Les Cigales ont déjà une longue histoire derrière eux. L’originalité de l’article de Jérôme Trotignon « Les clubs d’investisseurs Cigales et leur gestion de l’épargne solidaire : un commun de la finance territoriale ? » est de les analyser au prisme de la théorie des communs. La légitimité de cette approche s’ancre dans l’importance de l’auto-organisation des Cigales et dans la constitution d’une communauté se dotant de ses propres règles.
La constitution de nouveaux espaces de rencontre est au centre de l’article de Basile Michel et Emmanuel Bioteau « L’ESS dans les quartiers créatifs : ancrages et utilité sociale dans les territoires de proximité ». Comme le concluent les auteurs : « Si l’impératif d’une soutenabilité financière des organisations est bien présent dans l’ESS culturelle et créative, il est placé au second rang des motivations partagées par la majorité des acteurs de ces secteurs, et qui portent prioritairement sur la création artistique et l’utilité sociale ».
Le moteur de l’action collective
Au-delà de leur objet et quoique s’inscrivant dans des champs théoriques très différents, ces trois articles démontrent le caractère déterminant de la dimension sociétale de l’action, y compris lorsque celle-ci paraît être essentiellement de nature économique et financière comme elle l’est dans les deux premiers textes. Le territoire semble constituer le cadre commun permettant de comprendre la réorganisation frappante de la hiérarchie des moteurs de l’action collective, qui, dans les trois contributions, place l’utilité sociale en tête.
D’une certaine façon, c’est la nature de cette dimension que précise l’article sur « L’enseignement du cirque à des fins sociales : Crescer et Viver (Rio de Janeiro, Brésil) ou l’inclusion par les arts », de Iza Nouiga, Coralie Eyssallenne et Marlei Pozzebon. La coopération, la pratique collective, la bienveillance pédagogique, la démocratie sont les conditions inspirantes de l’intégration sociale.

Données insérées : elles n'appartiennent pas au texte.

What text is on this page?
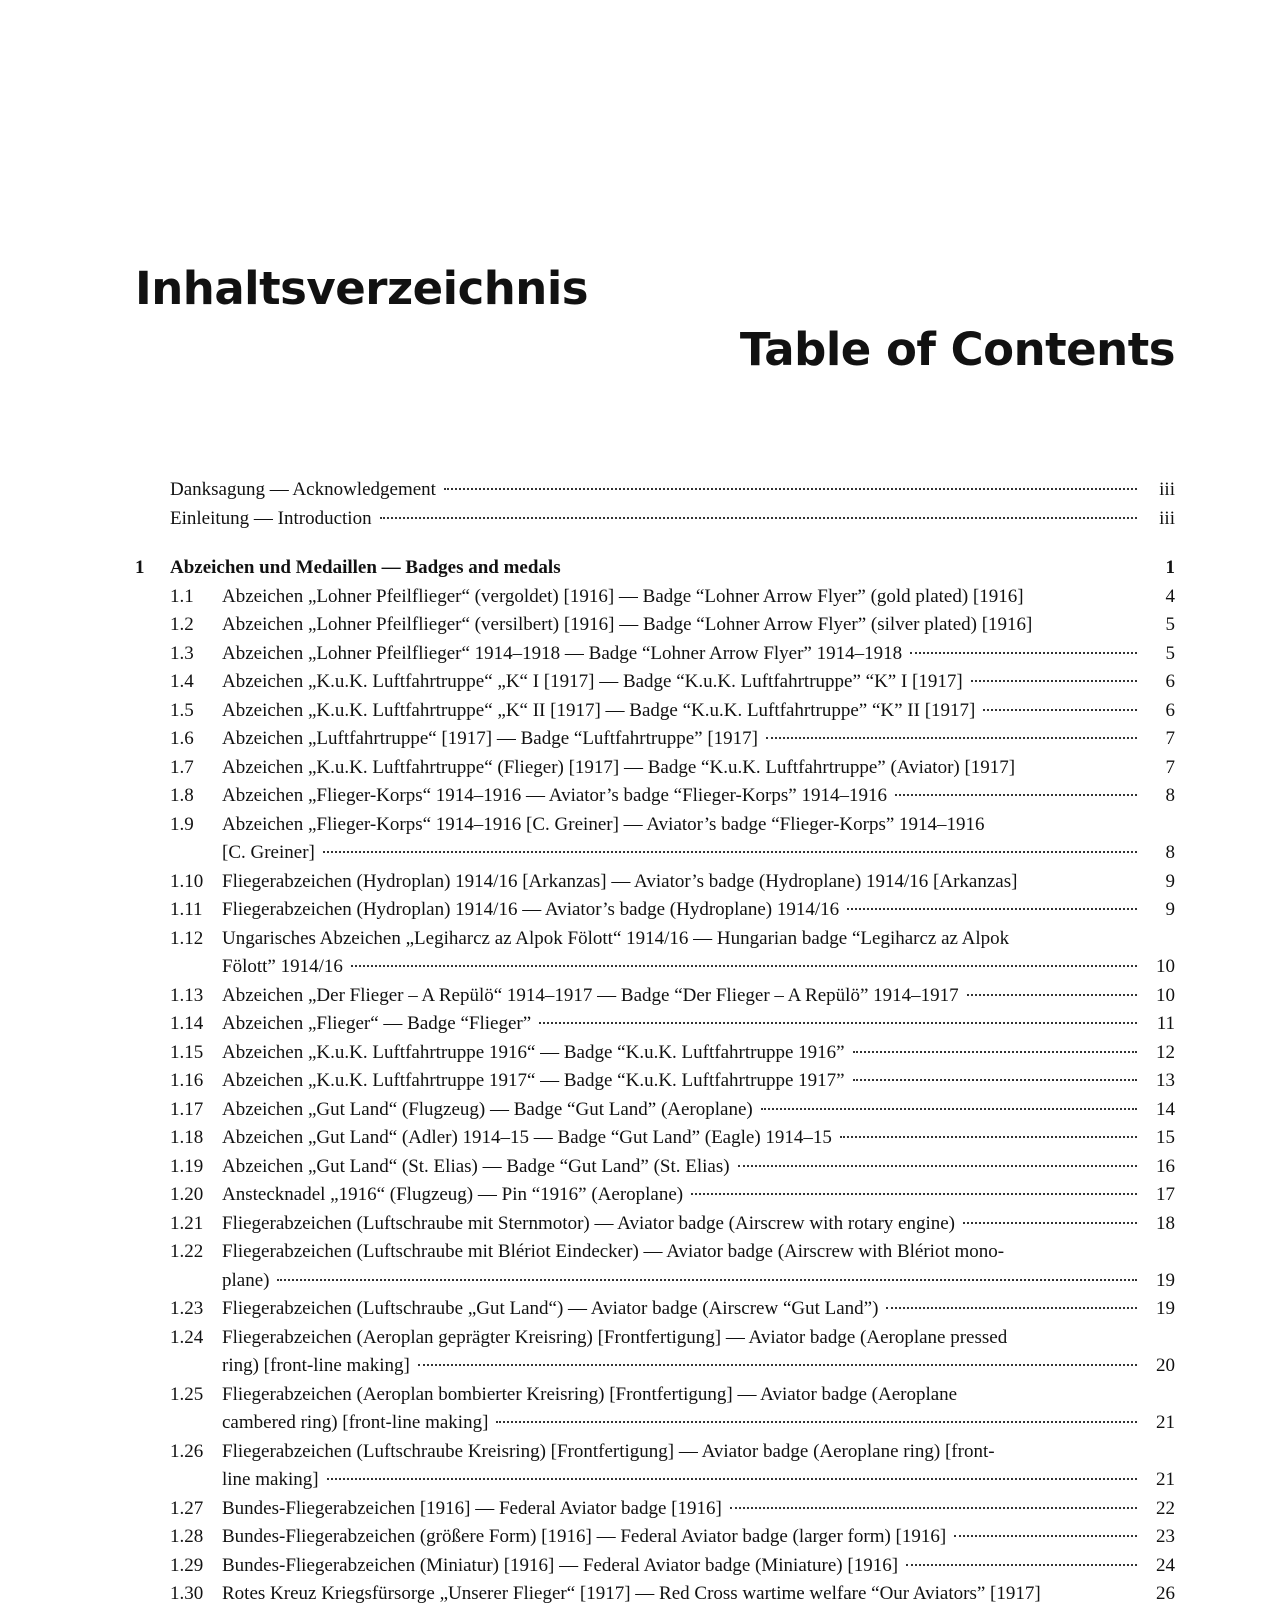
Inhaltsverzeichnis
Table of Contents
Danksagung — Acknowledgement	iii
Einleitung — Introduction	iii
1	Abzeichen und Medaillen — Badges and medals	1
1.1	Abzeichen „Lohner Pfeilflieger“ (vergoldet) [1916] — Badge “Lohner Arrow Flyer” (gold plated) [1916]	4
1.2	Abzeichen „Lohner Pfeilflieger“ (versilbert) [1916] — Badge “Lohner Arrow Flyer” (silver plated) [1916]	5
1.3	Abzeichen „Lohner Pfeilflieger“ 1914–1918 — Badge “Lohner Arrow Flyer” 1914–1918	5
1.4	Abzeichen „K.u.K. Luftfahrtruppe“ „K“ I [1917] — Badge “K.u.K. Luftfahrtruppe” “K” I [1917]	6
1.5	Abzeichen „K.u.K. Luftfahrtruppe“ „K“ II [1917] — Badge “K.u.K. Luftfahrtruppe” “K” II [1917]	6
1.6	Abzeichen „Luftfahrtruppe“ [1917] — Badge “Luftfahrtruppe” [1917]	7
1.7	Abzeichen „K.u.K. Luftfahrtruppe“ (Flieger) [1917] — Badge “K.u.K. Luftfahrtruppe” (Aviator) [1917]	7
1.8	Abzeichen „Flieger-Korps“ 1914–1916 — Aviator’s badge “Flieger-Korps” 1914–1916	8
1.9	Abzeichen „Flieger-Korps“ 1914–1916 [C. Greiner] — Aviator’s badge “Flieger-Korps” 1914–1916
[C. Greiner]	8
1.10 Fliegerabzeichen (Hydroplan) 1914/16 [Arkanzas] — Aviator’s badge (Hydroplane) 1914/16 [Arkanzas]	9
1.11	Fliegerabzeichen (Hydroplan) 1914/16 — Aviator’s badge (Hydroplane) 1914/16	9
1.12 Ungarisches Abzeichen „Legiharcz az Alpok Fölott“ 1914/16 — Hungarian badge “Legiharcz az Alpok
Fölott” 1914/16	10
1.13 Abzeichen „Der Flieger – A Repülö“ 1914–1917 — Badge “Der Flieger – A Repülö” 1914–1917	10
1.14 Abzeichen „Flieger“ — Badge “Flieger”	11
1.15 Abzeichen „K.u.K. Luftfahrtruppe 1916“ — Badge “K.u.K. Luftfahrtruppe 1916”	12
1.16 Abzeichen „K.u.K. Luftfahrtruppe 1917“ — Badge “K.u.K. Luftfahrtruppe 1917”	13
1.17 Abzeichen „Gut Land“ (Flugzeug) — Badge “Gut Land” (Aeroplane)	14
1.18 Abzeichen „Gut Land“ (Adler) 1914–15 — Badge “Gut Land” (Eagle) 1914–15	15
1.19 Abzeichen „Gut Land“ (St. Elias) — Badge “Gut Land” (St. Elias)	16
1.20 Anstecknadel „1916“ (Flugzeug) — Pin “1916” (Aeroplane)	17
1.21 Fliegerabzeichen (Luftschraube mit Sternmotor) — Aviator badge (Airscrew with rotary engine)	18
1.22 Fliegerabzeichen (Luftschraube mit Blériot Eindecker) — Aviator badge (Airscrew with Blériot mono-
plane)	19
1.23 Fliegerabzeichen (Luftschraube „Gut Land“) — Aviator badge (Airscrew “Gut Land”)	19
1.24 Fliegerabzeichen (Aeroplan geprägter Kreisring) [Frontfertigung] — Aviator badge (Aeroplane pressed
ring) [front-line making]	20
1.25 Fliegerabzeichen (Aeroplan bombierter Kreisring) [Frontfertigung] — Aviator badge (Aeroplane
cambered ring) [front-line making]	21
1.26 Fliegerabzeichen (Luftschraube Kreisring) [Frontfertigung] — Aviator badge (Aeroplane ring) [front-
line making]	21
1.27 Bundes-Fliegerabzeichen [1916] — Federal Aviator badge [1916]	22
1.28 Bundes-Fliegerabzeichen (größere Form) [1916] — Federal Aviator badge (larger form) [1916]	23
1.29 Bundes-Fliegerabzeichen (Miniatur) [1916] — Federal Aviator badge (Miniature) [1916]	24
1.30 Rotes Kreuz Kriegsfürsorge „Unserer Flieger“ [1917] — Red Cross wartime welfare “Our Aviators” [1917]	26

A l’inverse, dans son article sur « Les entreprises sociales d’insertion en Suisse face aux contrats de prestations », Véronique Antonin-Tattini montre combien le caractère hybride des entreprises sociales d’insertion les rend particulièrement sensibles aux isomorphismes - dans le cas présent, aux isomorphismes qu’introduisent les contrats de prestation, comme la perte de l’autonomie de gestion par rapport à l’État ou l’embauche de professionnels formés à la finance et à la gestion. Pour autant, les contrats de prestations peuvent également devenir un « outil social et d’économie plurielle ».
Dans son article sur « La prise en compte des besoins des femmes dans le cadre mutualiste (XIX e -XX e siècles), Charlotte Siney-Lange souligne le rôle crucial mais méconnu joué par les mutuelles dans l’émancipation féminine : Léonie Toureille, la Mutuelle familiale, la polyclinique des Bluets, les consultations du centre médical de la Mutuelle générale de l’Éducation nationale (MGEN), la collaboration entre la Mutuelle nationale des étudiants de France (Mnef) et le planning familial, le soutien au Mouvement de libération des femmes, jusqu’à la prise de position du président de la Fédération nationale de la mutualité française (FNMF) Thierry Beaudet en 2019 sur la procréation médicalement assistée (PMA) et « la diversité des modèles familiaux » : les mutuelles ont été des actrices majeures des congés maternité, l’accouchement sans douleur, la contraception, la légalisation de l’avortement. L’auteure de cet article sera l’invitée des Dialogues de la Recma le 11 février prochain.